De Conventie beveelt ook aan een deel van de leden van adviesorganen te betrekken uit de kringen van uitvoerders van het primaire proces. Het kabinet wijst erop dat in het advies van de SG’s «In dienst van het rijk» een vergelijkbaar pleidooi wordt gevoerd voor de betrokkenheid van uitvoerders bij het maken van beleid. De Conventie heeft dit geconcretiseerd door voor te stellen minimaal een derde van de leden van de adviesorganen te laten bestaan uit uitvoerders van het primaire proces. Dit acht het kabinet echter te rigide. Maar bij de samenstelling van adviescolleges kan meer dan voorheen gezocht worden naar leden met ervaring in de uitvoering van het primaire proces. Dat is een opdracht voor de betrokken departementen en de adviesraden zelf. Het kabinet ziet het als zijn verantwoordelijkheid bij individuele benoemingen in adviesraden er op toe te zien dat deze opdracht ook wordt uitgevoerd. Ook op deze manier worden burgers die een actieve rol spelen betrokken bij de voorbereiding van het beleid. (2)

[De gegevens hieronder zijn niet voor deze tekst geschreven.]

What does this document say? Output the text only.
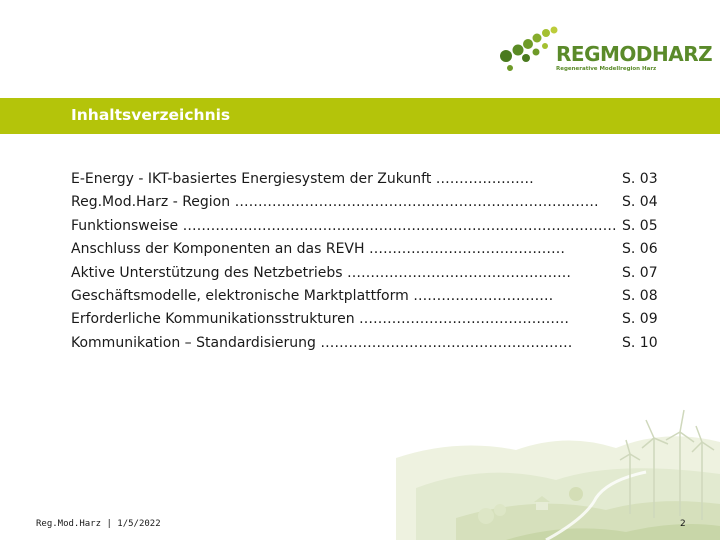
REGMODHARZ
Regenerative Modellregion Harz
Inhaltsverzeichnis
E-Energy - IKT-basiertes Energiesystem der Zukunft …………………	S. 03
Reg.Mod.Harz - Region …………………………………………………………………… S. 04
Funktionsweise ………………………………………………………………………………… S. 05
Anschluss der Komponenten an das REVH ……………………………………	S. 06
Aktive Unterstützung des Netzbetriebs …………………………………………	S. 07
Geschäftsmodelle, elektronische Marktplattform …………………………	S. 08
Erforderliche Kommunikationsstrukturen ………………………………………	S. 09
Kommunikation – Standardisierung ………………………………………………	S. 10
Reg.Mod.Harz | 1/5/2022	2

4. Verhouding regering en parlement

Het kabinet noteert met instemming dat ook de Nationale conventie in haar eindrapport de representatieve democratie niet ter discussie stelt. Zij voert juist een pleidooi voor de versterking ervan. Dat is in lijn met het kabinetsbeleid. In een goedwerkende parlementaire democratie functioneren macht en tegenmacht zelfstandig ten opzichte van elkaar. Juist op die zelfstandigheid is naar het oordeel van de Conventie veel af te dingen in het huidige Nederlandse politieke bestel. Door de vervlechting van regering en parlement is het parlement veel van zijn zelfstandigheid en herkenbaarheid kwijtgeraakt. De Conventie meent dat het stelsel aan vertrouwen kan winnen als regering en parlement worden ontvlochten en nadrukkelijker hun zelfstandige positie ten opzichte van elkaar innemen Deze analyse komt overeen met die van de Raad voor het openbaar bestuur in het eerdergenoemde advies. Het kabinet wijst er echter op dat in ons stelsel een zekere mate van vervlechting niet kan worden gemist. Door de vertrouwensregel blijven regering en parlement wederzijds op elkaar betrokken. Door ons systeem van coalitievorming is het noodzakelijk voor een stabiele regeerperiode een aantal afspraken te maken. Daardoor bindt het parlement zichzelf. Dit is een monistisch maar onmisbaar element in ons duale bestel.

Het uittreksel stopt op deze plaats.